32. The method of claim 31, wherein the monoclonal cells derived from salivary gland epithelial stem cells or progenitor cells are produced by the following steps:

(1) obtaining salivary gland epithelial stem cells or progenitor cells from salivary gland tissue;

(2) isolating monoclonal cells derived from salivary gland epithelial stem cells or progenitor cells by culturing the obtained salivary gland epithelial stem cells or progenitor cells in the culture medium containing Y-27632, A83-01, and a bone morphogenetic protein (BMP) inhibitor; and

(3) culturing the monoclonal cells derived from salivary gland epithelial stem cells or progenitor cells in the culture medium containing Y-27632, A83-01, and a bone morphogenetic protein (BMP) inhibitor.

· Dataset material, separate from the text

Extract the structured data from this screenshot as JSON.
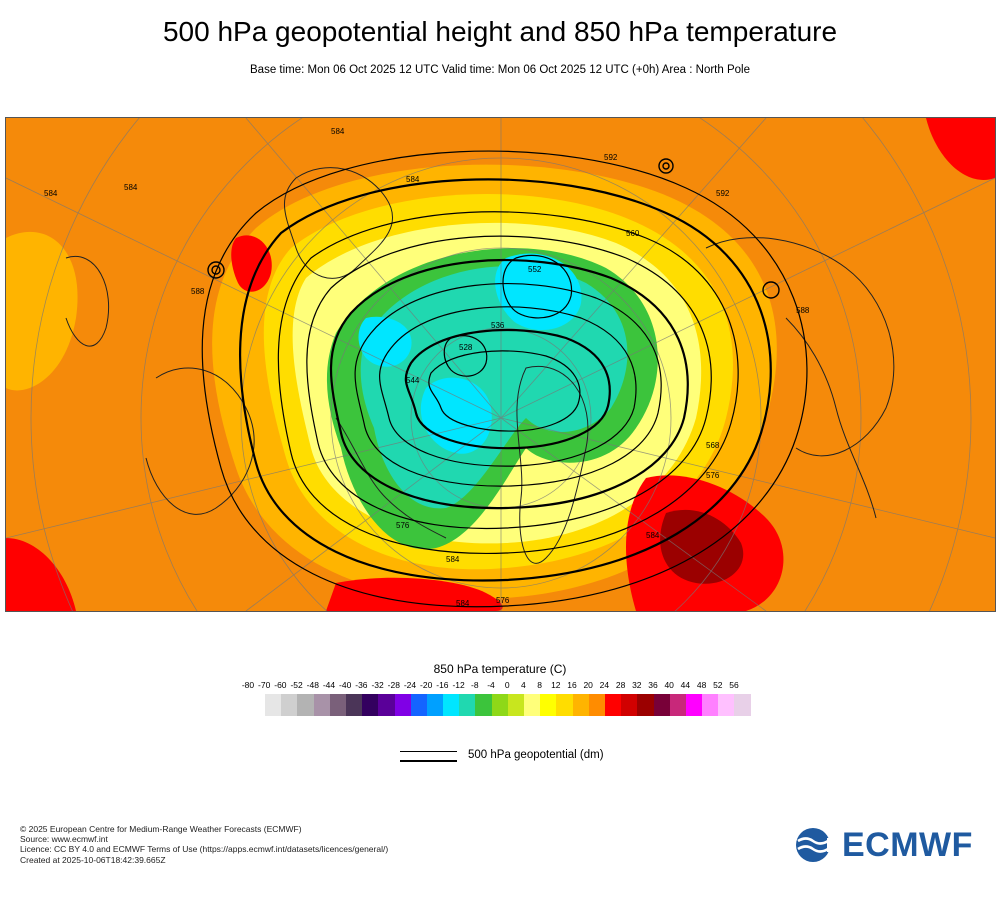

33. The method of claim 31, wherein the monoclonal cells derived from salivary gland epithelial stem cells or progenitor cells are CD49f+/CD26− salivary gland basal cells, and express any one or more selected from KRT14, KRT5, KRT19, SOX9, TP63, and CDH1.

34. The method of claim 31, wherein the extracellular vesicles are produced by the following steps:

(1) obtaining salivary gland epithelial stem cells or progenitor cells from salivary gland tissue;

(2) isolating monoclonal cells derived from salivary gland epithelial stem cells or progenitor cells by culturing the obtained salivary gland epithelial stem cells or progenitor cells in the culture medium containing Y-27632, A83-01, and a bone morphogenetic protein (BMP) inhibitor;

(3) culturing the monoclonal cells derived from salivary gland epithelial stem cells or progenitor cells in the culture medium containing Y-27632, A83-01, and a bone morphogenetic protein (BMP) inhibitor; and

(4) isolating extracellular vesicles from the monoclonal cells derived from salivary gland epithelial stem cells or progenitor cells.